Elegante Raubkatzen mit Biss

Elegante Raubkatzen mit Biss

Ihr Fell sieht kuschelig und weich aus. Aber anfassen sollte man die eleganten Wildkatzen nicht. Das würden sie vermutlich auch zu verhindern wissen - indem sie rasant weglaufen!

Leopard im Sonnenuntergang in Namibia

Leoparden kommen in zahlreichen Ländern Afrikas, aber auch Asiens vor. Dieser hier lebt in Namibia im südlichen Afrika. Früher gab es sogar Leoparden in Südeuropa.

Leoparden kommen in zahlreichen Ländern Afrikas, aber auch Asiens vor.
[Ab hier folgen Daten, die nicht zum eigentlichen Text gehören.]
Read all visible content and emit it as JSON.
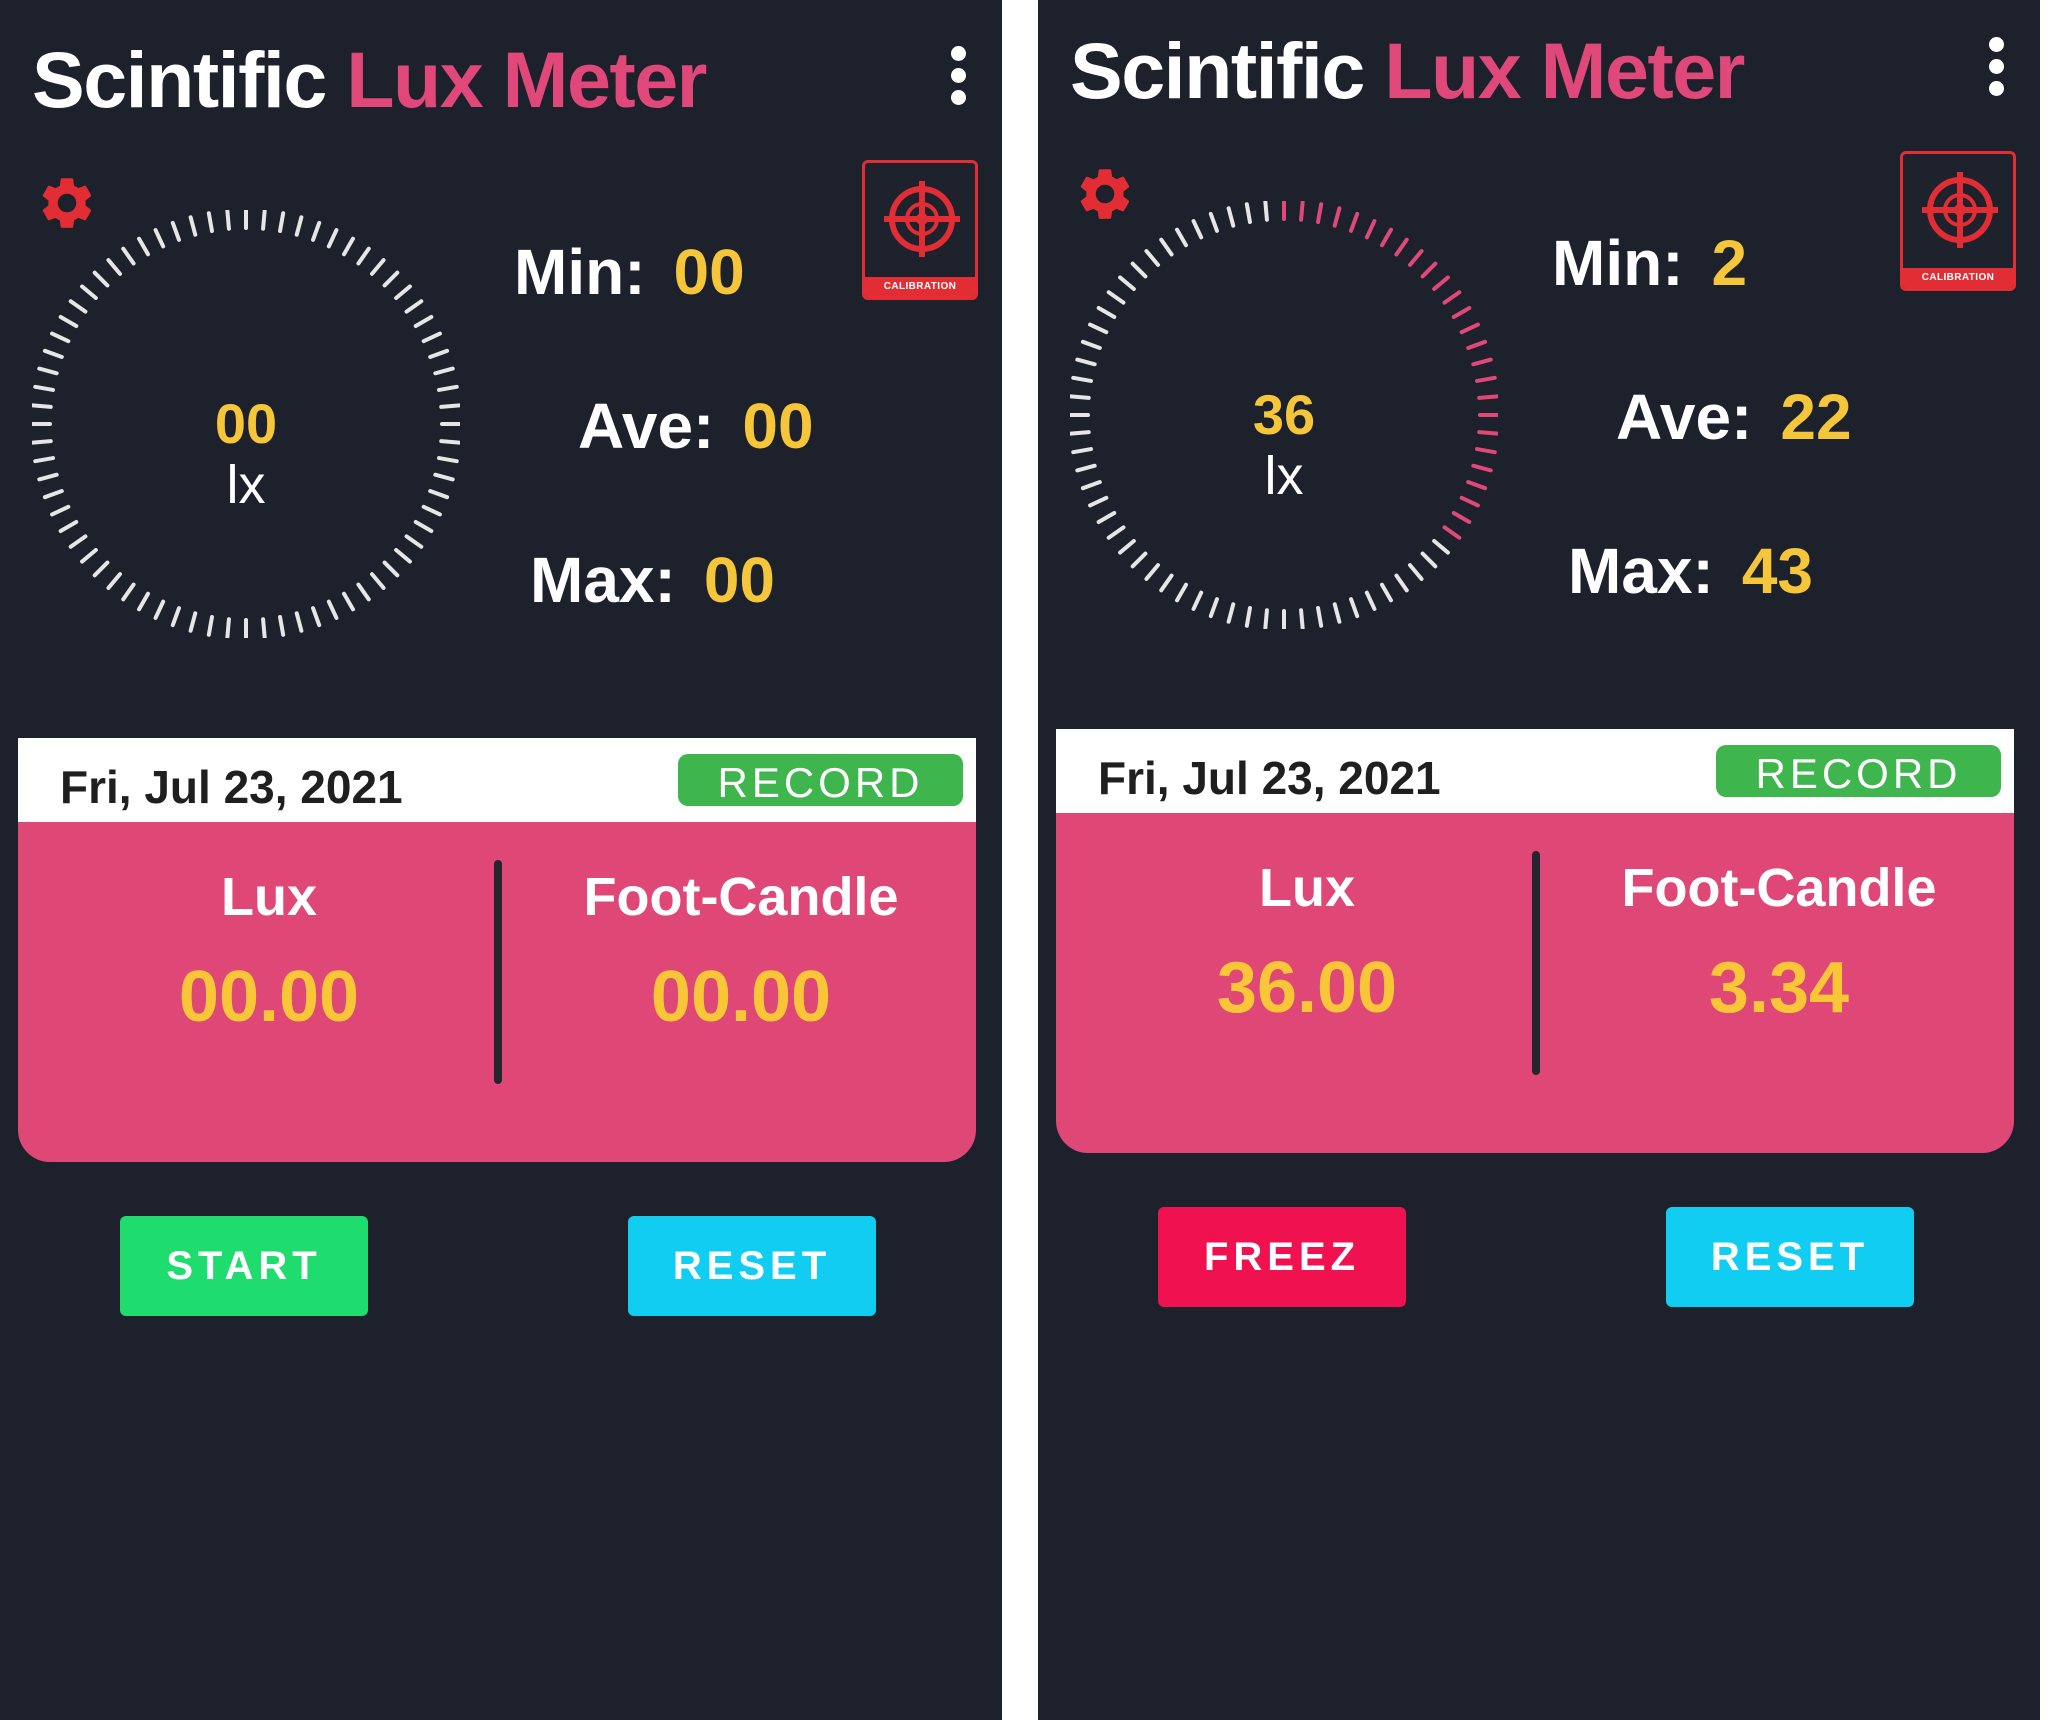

Dieser hier lebt in Namibia im südlichen Afrika. Früher gab es sogar Leoparden in Südeuropa.

Dank ihrer Punkte, Flecken und Kringel auf dem Fell sind Leoparden perfekt getarnt. Meist lassen sie ihre Beute nah an sich heran kommen und schnappen dann im günstigen Moment zu.

Gegen diese Zähne können Antilopen, Stachelschweine, aber auch Hirsche oder Paviane nichts ausrichten. Leoparden sind bei der Wahl ihrer Beute nicht wählerisch, sie fressen fast alles. Meist töten sie ihre Opfer durch einen gezielten Biss in die Kehle oder ins Genick.

Leoparden sind sowohl tag- als auch nachtaktiv. Zum Schlafen ziehen sie sich immer auf Bäume zurück.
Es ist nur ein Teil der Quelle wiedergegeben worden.